Tully Bevilaqua Uses Down Time to Share Her Wealth of Basketball Knowledge

By Emily Diekelmann | March 12, 2010

Tully Bevilaqua is well-known in the WNBA for her defensive skills, even earning a spot on the WNBA All-Defensive Team five times. Now, she is using one of her strongest attributes to teach Indianapolis-area kids what it means to be a defensive player.

Hosting a defensive boot camp March 27-28, Bevilaqua is asking kids, ages six to 17, to participate in this rare opportunity to learn a sometimes overlooked part of the game of basketball.

While participating in the two-hour session, Bevilaqua plans to use several methods to teach the art of defense. Reacting in certain situations, drills, footwork and a lot of fun are just a few things she hopes to share.

Knowing she won’t play in the WNBA forever, Bevilaqua is using her new status as an Indianapolis resident to begin future endeavors like the camp.

“Getting towards the end of my career, I am looking beyond my playing days,” Bevilaqua said. “This year was a good time to set up a foundation with the camp plus I love working with kids. It’s nice giving back to the community because I love it here in Indy. It’s not just for your top kids in the state, but for anybody who just enjoys playing the game of basketball. It’s rewarding in many ways.”

Buying her first house in Indianapolis a few months ago, Bevilaqua had the privilege of experiencing her first Indiana winter and learning a few new tricks along the way.

Although this wasn’t her first experience with snow, to her, it was a whole new occurrence to behold.

“This was my first winter in awhile so it was really nice to finally have that change of season back again,” Bevilaqua said. “The snow is very much a novelty still for me. I got out there as soon as we had a few inches and made snow balls and snow angels. I was out there pretty much right away with the neighborhood kids just having fun.”

During a phone interview with her dogs barking in the background, Bevilaqua relished in her new found talent, carpentry.

“I have started to become handier with things around my house,” Bevilaqua said. “I built bay window storage from scratch. I can understand now why a lot of people love their tools. It gave me a great sense of satisfaction to have made something in the house and I think it’s going to lead to more projects.”

Starting new opportunities, Bevilaqua is using her basketball knowledge to venture into broadcasting. She has covered games for IUPUI and Butler this winter. This isn’t the first time Bevilaqua was given a microphone, though. While in her native Australia last year, she did sideline reports for the Women’s National Basketball League.
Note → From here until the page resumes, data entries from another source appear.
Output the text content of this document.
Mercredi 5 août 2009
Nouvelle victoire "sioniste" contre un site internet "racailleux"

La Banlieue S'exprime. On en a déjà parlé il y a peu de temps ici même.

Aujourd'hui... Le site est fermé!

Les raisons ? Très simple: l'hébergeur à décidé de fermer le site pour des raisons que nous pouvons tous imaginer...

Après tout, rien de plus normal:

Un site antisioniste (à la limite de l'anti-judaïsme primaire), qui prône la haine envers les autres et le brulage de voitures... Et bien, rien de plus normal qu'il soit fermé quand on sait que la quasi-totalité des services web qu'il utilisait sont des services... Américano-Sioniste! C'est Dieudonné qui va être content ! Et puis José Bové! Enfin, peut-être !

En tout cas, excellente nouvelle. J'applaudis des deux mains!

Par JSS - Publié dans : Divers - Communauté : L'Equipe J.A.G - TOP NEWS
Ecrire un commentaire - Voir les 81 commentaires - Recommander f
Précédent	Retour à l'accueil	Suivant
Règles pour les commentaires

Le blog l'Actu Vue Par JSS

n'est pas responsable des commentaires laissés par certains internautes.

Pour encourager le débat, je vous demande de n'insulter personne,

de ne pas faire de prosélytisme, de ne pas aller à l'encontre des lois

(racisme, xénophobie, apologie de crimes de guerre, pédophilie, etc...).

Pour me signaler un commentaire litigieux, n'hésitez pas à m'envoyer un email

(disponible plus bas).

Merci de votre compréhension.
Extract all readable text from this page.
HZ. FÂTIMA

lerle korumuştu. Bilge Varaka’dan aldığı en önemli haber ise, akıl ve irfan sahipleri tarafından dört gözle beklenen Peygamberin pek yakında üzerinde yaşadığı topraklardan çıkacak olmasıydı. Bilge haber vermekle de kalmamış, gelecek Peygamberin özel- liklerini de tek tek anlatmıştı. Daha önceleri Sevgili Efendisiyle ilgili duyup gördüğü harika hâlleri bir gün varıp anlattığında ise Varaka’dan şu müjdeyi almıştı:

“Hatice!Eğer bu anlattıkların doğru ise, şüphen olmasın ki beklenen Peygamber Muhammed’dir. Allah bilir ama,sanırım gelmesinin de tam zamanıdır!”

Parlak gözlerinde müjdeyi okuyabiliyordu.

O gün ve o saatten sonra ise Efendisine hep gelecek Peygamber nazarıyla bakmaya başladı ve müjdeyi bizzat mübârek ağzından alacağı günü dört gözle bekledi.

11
Figuring out her new role behind the microphone hasn’t always been easy, but she takes it in stride because it is a learning process.

“I have been enjoying the college games and commentating on them,” she said. “I don’t mind getting behind the microphone and making a fool of myself,” she joked. “People may not understand what I am saying because of my accent at first, but I think that is part of the fun! It’s just an extension of the love of the sport. Getting to know the players in the college system has been the hardest aspect. I just have to do extra research to know how they play the game.”

Setting herself for a bright career after she hangs up her basketball shoes, Bevilaqua knows exactly what she wants to see in her future.

“I want to hopefully be reclining on the back veranda in Indianapolis, enjoying a good ol’ barbecue,” Bevilaqua said laughing. “No doubt, I would like to sit behind the microphone or on the sidelines in some coaching form whether it is in college or the professional ranks. If my handiness improves dramatically, I may even become a carpenter.”